Я подчинился ее безмолвной просьбе и, не произнося ни слова, ни жив ни мертв, с замирающим сердцем машинально оперся на протянутую мне руку служителя и очутился в лодке. Служитель вошел в воду по колено, вставил весла в уключины и оттолкнул лодку. Я сел на весла и принялся, опустив голову, грести под палящим солнцем, держа курс на мыс, который отгораживал маленькую бухту. Я греб сильно и размеренно, молча, не глядя на Эмилию, и минут через десять достиг мыса. Я чувствовал, что не в силах заговорить с Эмилией, пока еще виден пляж с его кабинками и купающимися. Мне хотелось, чтобы мы были совсем одни, только она и я, как бывало на вилле, когда мне нужно было сказать ей что-нибудь важное.
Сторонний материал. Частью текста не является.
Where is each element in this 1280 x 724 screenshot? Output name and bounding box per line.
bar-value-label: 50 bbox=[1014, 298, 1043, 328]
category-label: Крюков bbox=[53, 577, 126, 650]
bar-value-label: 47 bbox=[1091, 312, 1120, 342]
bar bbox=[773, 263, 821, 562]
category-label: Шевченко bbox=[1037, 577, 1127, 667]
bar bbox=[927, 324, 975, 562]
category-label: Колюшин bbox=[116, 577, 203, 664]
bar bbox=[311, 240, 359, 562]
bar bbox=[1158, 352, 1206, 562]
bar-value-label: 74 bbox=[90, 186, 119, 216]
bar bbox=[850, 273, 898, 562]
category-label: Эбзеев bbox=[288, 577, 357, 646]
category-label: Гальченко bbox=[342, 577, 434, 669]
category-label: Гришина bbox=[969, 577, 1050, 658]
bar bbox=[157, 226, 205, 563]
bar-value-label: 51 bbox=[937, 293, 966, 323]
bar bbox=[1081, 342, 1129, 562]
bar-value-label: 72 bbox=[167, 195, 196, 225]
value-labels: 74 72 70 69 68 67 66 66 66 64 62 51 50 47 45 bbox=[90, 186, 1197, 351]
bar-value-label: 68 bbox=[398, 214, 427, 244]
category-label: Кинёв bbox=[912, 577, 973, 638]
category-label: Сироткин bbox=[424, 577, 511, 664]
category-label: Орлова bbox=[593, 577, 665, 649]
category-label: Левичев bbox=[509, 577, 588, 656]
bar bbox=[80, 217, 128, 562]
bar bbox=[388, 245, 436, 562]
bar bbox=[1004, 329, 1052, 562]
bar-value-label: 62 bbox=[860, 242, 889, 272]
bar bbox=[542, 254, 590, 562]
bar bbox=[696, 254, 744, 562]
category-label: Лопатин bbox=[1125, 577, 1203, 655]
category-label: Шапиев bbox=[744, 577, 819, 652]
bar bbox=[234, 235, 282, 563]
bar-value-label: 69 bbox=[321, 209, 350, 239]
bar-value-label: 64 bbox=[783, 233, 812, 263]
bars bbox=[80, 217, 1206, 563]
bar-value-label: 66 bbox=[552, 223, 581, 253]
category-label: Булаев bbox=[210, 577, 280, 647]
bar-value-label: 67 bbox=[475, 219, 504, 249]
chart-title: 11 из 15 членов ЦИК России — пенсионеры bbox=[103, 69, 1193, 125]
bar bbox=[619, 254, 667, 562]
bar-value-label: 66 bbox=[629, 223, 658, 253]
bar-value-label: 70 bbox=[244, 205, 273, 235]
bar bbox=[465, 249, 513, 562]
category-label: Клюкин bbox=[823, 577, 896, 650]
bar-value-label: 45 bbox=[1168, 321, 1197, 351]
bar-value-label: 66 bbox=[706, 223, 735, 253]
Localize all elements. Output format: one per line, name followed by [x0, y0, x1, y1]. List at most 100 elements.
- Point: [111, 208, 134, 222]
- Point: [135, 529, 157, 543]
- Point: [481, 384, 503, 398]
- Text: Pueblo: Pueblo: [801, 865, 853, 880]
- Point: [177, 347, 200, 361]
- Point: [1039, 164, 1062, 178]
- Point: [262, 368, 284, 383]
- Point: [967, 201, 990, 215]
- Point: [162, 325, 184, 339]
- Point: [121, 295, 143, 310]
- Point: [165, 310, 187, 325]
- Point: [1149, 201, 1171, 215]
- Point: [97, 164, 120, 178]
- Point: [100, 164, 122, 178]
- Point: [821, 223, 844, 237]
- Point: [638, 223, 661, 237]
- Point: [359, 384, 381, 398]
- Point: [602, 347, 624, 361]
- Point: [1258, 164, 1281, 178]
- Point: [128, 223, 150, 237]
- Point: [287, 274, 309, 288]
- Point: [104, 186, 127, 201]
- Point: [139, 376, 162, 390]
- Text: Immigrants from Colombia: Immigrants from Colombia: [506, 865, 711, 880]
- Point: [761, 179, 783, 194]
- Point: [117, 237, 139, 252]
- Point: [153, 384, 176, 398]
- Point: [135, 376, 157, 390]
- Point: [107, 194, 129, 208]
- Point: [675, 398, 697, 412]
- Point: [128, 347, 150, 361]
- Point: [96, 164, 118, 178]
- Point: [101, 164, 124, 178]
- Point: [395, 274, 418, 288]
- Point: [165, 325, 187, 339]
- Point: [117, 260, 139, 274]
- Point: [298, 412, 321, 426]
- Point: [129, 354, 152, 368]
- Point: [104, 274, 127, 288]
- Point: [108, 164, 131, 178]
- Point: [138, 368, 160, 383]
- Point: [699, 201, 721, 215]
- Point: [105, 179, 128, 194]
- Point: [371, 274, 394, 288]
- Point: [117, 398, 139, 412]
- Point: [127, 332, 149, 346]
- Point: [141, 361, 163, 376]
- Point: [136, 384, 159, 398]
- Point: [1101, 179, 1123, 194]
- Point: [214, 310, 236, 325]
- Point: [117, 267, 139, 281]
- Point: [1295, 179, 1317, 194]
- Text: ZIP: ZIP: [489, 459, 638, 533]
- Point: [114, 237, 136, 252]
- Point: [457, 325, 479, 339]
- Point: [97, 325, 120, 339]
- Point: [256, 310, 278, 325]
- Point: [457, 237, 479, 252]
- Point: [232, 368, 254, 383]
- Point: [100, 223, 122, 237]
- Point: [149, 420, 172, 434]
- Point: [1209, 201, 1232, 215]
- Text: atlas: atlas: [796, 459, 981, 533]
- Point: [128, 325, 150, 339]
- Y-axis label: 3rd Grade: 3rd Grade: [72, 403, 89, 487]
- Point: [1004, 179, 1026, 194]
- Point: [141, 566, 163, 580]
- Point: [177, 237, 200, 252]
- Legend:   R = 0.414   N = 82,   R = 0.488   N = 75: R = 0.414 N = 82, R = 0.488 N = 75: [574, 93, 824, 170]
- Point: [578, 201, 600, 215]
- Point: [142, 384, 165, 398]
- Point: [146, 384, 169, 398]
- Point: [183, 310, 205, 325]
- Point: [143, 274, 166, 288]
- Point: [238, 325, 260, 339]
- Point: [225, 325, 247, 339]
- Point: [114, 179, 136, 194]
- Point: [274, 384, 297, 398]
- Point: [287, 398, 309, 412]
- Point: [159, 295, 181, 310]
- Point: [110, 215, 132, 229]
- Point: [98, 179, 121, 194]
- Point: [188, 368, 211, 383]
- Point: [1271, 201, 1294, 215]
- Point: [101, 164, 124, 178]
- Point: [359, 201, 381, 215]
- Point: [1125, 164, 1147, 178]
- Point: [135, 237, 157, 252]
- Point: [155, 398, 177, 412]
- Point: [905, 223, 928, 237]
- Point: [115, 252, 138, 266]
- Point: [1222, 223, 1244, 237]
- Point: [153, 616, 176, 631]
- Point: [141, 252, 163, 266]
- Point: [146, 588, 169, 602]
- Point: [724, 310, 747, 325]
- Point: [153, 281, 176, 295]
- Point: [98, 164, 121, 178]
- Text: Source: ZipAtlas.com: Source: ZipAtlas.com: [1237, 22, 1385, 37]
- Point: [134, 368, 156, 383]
Я все греб и греб, и меня охватило вдруг чувство глубокой грусти, к которой примешалась какая-то новая, неизъяснимая радость. Я обнаружил, что плачу. Я греб и чувствовал, что слезы щиплют мне глаза, каждая слезинка, стекающая по щеке, жгла мне лицо. Поравнявшись с мысом, я стал грести еще сильнее, чтобы справиться с течением в этом месте вода бурлила и пенилась. Справа от меня торчал из воды большой камень, слева высилась отвесная скала. Я направил лодку между ними, налег на весла в том месте, где вода особенно бурно клокотала, и обогнул мыс. Камень был весь белый от соли, и всякий раз, когда на него набегали волны, на солнце сверкала зеленая борода водорослей. За мысом, по другую сторону отвесной скалы, открывался огромный амфитеатр больших камней. Между камнями виднелись маленькие, совершенно пустынные пляжи, сплошь усеянные белой галькой. Море тоже было пустынно ни лодок, ни купающихся. Вода здесь казалась маслянистой, густо-синего цвета, что свидетельствовало о большой глубине. Вдалеке вырисовывались другие мысы, врезающиеся, подобно кулисам причудливого театра, в спокойное залитое солнцем море.